We are all less significant in this world than we think we are. Life moves on, people move on with their lives. My most loved ones will move on with their lives and that is exactly how it ought to be. No one is indispensable. The concept of apocalypse and end of world theories are manifestation of the “fear of insignificance” of human life & existence. In the bigger cosmos we are just so significantly insignificant. This isn’t a negative thought – it’s the acceptance of the impermanence, and the beauty of impermanence.
What if the lily in my garden wilt away? The day of its bloom brought joy to my soul and I experienced its beauty every moment of its existence. Its fragrance swept into my room each day. But eventually it wilted and fell. Did I mourn forever? I waited for another bloom that recreated the whole experience all over again.

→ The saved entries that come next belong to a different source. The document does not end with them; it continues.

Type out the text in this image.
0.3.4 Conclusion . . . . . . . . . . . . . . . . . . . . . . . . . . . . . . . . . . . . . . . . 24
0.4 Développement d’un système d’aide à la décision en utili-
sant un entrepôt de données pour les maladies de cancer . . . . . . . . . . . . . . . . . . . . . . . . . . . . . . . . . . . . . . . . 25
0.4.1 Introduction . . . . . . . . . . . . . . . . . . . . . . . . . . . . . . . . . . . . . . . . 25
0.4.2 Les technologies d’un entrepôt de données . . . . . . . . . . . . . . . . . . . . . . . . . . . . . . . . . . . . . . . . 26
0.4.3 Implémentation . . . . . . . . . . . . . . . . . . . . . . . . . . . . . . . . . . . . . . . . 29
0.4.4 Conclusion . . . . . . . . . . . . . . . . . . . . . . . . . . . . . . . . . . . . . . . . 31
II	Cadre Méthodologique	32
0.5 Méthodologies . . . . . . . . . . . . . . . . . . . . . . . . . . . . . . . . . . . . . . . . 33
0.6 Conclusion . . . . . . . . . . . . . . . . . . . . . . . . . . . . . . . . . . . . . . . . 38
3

Everything moves on – and this realization makes it easier for me to let go and not getting stuck. So, then like the lily in my garden – I am here, I am now…putting my heart and soul to the “here and now”. When its time for me to move on – I need to whole heartedly let go.
I am the caterpillar who keeps on feeding. I am always hungry for more – more of everything. Insatiable are my material desires and self- obsession. What I feed on also depends on what’s available and valued around me – the cultural baggage, the networks that I associate my net worth with.
The goal of nature is not to fill this place with millions of over grown, bloated caterpillars. Each caterpillar has a unique butterfly within, waiting to emerge and take flight. To transform into a butterfly, I definitely need to be a caterpillar first keep feeding my instincts – but there needs to be a pupa phase in my life of looking inwards for self realization and henceforth come out with my wide open wings.
The quality of the human society is determined by the eco system it provides to propagate this metamorphosis in each individual. The world is much more beautiful with butterflies spreading their wings, flocking from flower to flower, spreading love. I wouldn’t want to visualize a world full of over grown, bloated caterpillars found creeping everywhere fighting over the left over leaves on the bare plants.
I look into your eyes and I can see your conscience sleeping. You have lulled your baby to sleep and whenever she has tried to be awake, you just rocked her to sleep again. You are panicked by the thought of the attention she demands while she is awake. You are not comfortable taking her to your workplace or any other place where you think you belong. But isn’t she your baby, a part of you. Try waking her up, see her awake –smiling, crying, babbling and playing. There is wonder, there is honesty and there is you – that is what I want to see in your eyes the next time.
Eve my Mother, intrigued by the reasoning serpent, opted to risk her comforts to taste the fruit of knowledge. Became conscious, self aware and was pushed out of her comfort zone. Rather than being provided she owned up to bear the pain of creation and owned up her life.
Was Eden indeed a state of bliss or a state of ignorance, a state of being unaware, non pondering and dependent? As a mother who loves her dependant infant and her innocence, my happiness in not in her remaining dependant but growing up losing her innocence to be aware of her responsibilities towards mankind and herself and take up the ownership.
From an Eden of being provided I grow up to be pushed out to create an Eden and provide the next generation.
I have been in search for a statue of Buddha for a long time. A Buddha face that helps me transcend and experience beyond my daily existence. Either I would come across a mass produced “no details” sculpture or an exorbitantly priced one – both reminding me of the commercialization of a spiritual concept. One day, a small Buddha sculpture caught my eye, captured my senses and I brought it home. There was a sense of delight, a feeling of bringing in some spiritual energy home. I figured out a private corner in my room (like an inner sanctuary) to place the statue. That corner of my room became the manifestation of the deepest within me. Whenever I crossed the corner there seemed to be a pull. A pull to take a few deep breath, stay still & calm enough to listen to how I inhale & exhale. It felt good to follow the pull. After at some point of time this corner in my room became just another corner. I became immune to the pull or should I say I became immune to my inner Buddha.
In our daily grind we lose touch with our inner Buddha making us immune to the pains and suffering of others around us. Stories about people getting killed somewhere is just a flash news to be talked about around the office coolers. Life goes on, we move on with ever growing numbness to the sufferings around us. In my busy routine I hardly notice my Buddha, It is still there and while I was dusting it today there is a sense of guilt but that soon subsides as I move on with my cleaning chore.